Childhood is a dynamic time, in which the unique individuality is making this body “its own”. This process is by no means easy! One child might tend to be very dreamy, another might be a bit stuck in its ways, and inflexible. How can we help each child achieve more balance in their one sidedness? Therapeutic eurythmy is a way to give the child a gentle “nudge” in one direction or another. Some children are sensitive, “thin skinned”, and benefit from doing sheltering gestures in therapeutic eurythmy sessions, allowing them to create a healthy buffer between them and the world. Another child might be so “earthy” that it has trouble finding lightness in its movement and in its emotional experience. Here regular practice of flowing eurythmy gestures can help relieve the feeling of weight or depression, bringing light and levity.
Warmth is a medium of change, and the often occurring fevers during childhood, when safely guided, can result in a child making significant developmental steps after recovery. Different home health care methods of supporting children through illness were discussed, such as lemon wraps on the calves to help reduce fever, drawing the heat away from the head area. Several participants expressed the wish to have further courses or workshops offered on this topic. The emotional warmth from those close to the child, and in their environment also plays a huge role in how a child finds their way into this “earthly situation”. Therapeutic eurythmy can help support the child who needs more warmth, on a physical or emotional level.

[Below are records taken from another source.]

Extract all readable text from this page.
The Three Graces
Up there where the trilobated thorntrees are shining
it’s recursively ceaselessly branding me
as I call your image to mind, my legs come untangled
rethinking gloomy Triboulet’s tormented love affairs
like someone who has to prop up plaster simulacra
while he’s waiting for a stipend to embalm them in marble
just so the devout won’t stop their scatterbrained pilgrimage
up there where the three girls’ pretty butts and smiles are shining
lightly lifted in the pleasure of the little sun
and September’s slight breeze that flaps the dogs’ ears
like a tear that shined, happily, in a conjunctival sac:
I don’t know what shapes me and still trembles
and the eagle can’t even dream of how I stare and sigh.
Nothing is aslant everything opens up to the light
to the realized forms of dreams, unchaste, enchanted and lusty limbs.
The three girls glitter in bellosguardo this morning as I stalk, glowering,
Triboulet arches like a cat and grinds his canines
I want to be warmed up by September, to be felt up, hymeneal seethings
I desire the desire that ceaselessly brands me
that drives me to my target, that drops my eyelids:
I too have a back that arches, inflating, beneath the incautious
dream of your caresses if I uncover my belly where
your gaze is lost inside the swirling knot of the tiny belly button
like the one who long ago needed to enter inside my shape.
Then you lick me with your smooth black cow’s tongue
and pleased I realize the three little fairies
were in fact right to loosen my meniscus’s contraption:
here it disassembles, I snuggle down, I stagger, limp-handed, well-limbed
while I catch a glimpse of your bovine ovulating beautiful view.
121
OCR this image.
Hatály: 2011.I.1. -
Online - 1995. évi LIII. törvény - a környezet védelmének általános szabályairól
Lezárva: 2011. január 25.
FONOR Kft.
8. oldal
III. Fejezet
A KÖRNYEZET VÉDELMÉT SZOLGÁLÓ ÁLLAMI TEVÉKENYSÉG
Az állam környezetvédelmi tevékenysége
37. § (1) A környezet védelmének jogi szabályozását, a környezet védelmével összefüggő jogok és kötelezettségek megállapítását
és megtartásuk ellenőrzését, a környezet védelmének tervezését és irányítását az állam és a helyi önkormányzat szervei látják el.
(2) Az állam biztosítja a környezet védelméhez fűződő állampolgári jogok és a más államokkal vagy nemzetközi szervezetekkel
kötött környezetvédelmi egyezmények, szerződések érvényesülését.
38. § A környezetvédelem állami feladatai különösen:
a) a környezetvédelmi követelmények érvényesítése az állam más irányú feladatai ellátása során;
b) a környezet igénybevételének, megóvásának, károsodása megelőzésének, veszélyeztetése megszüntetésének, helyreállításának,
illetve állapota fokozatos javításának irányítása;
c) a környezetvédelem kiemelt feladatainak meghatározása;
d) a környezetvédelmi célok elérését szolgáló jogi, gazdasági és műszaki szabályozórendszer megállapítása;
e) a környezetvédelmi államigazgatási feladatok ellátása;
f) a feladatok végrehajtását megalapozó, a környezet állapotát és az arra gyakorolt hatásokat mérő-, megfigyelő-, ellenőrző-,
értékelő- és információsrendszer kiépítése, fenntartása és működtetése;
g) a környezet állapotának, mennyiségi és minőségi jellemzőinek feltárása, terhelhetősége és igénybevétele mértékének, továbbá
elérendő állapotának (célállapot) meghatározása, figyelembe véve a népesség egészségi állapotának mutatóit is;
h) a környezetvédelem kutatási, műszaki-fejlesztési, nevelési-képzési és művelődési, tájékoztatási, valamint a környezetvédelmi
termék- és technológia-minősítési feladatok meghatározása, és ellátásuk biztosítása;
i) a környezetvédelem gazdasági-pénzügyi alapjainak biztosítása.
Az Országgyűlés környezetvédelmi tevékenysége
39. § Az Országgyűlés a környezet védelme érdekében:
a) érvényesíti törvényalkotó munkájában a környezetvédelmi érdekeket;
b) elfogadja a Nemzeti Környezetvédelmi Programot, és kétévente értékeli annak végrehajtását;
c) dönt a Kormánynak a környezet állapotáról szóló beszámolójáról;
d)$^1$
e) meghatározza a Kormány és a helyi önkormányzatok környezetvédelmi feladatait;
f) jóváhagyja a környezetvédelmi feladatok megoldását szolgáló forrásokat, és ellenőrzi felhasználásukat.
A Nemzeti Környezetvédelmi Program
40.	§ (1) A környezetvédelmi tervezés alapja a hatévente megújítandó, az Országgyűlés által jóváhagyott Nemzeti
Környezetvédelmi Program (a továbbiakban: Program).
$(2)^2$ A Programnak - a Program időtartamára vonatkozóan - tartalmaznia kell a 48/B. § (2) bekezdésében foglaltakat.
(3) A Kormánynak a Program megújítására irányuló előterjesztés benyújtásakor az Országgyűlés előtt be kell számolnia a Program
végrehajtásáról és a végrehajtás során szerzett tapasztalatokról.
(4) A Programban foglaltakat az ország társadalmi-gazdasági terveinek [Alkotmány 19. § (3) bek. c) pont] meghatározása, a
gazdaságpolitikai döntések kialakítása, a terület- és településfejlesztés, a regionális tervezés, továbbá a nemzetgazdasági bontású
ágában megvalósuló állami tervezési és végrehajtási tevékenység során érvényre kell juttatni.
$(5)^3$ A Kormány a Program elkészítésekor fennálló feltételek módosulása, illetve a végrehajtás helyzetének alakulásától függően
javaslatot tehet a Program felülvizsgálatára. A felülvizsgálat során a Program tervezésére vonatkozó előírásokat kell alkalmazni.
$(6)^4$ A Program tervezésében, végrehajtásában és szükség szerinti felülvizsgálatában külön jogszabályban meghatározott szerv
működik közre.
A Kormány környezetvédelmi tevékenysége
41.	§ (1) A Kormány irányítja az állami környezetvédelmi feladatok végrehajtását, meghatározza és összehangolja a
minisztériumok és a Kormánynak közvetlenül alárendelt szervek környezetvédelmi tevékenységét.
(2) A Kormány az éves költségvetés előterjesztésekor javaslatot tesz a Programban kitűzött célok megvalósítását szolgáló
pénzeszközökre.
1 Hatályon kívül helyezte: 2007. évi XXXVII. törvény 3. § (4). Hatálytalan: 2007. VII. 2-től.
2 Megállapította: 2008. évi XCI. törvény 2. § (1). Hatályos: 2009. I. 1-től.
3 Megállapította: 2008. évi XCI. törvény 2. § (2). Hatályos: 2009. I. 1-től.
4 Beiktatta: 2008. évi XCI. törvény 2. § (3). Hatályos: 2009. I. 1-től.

Besides the talk/demo, Dr. Cathy spent many hours during her visit observing in different classes and having conversations with teachers about ways to best meet the needs of the children. During the upcoming parent-teacher conferences your child’s teacher may suggest your child be signed up for a series of therapeutic eurythmy sessions. AWS is providing funding this year for a number of students to receive sessions.
We are very grateful to a generous anonymous donor, and for a grant from the Association for Therapeutic Eurythmy in North America (ATHENA) for making this visit by Dr. Cathy a reality.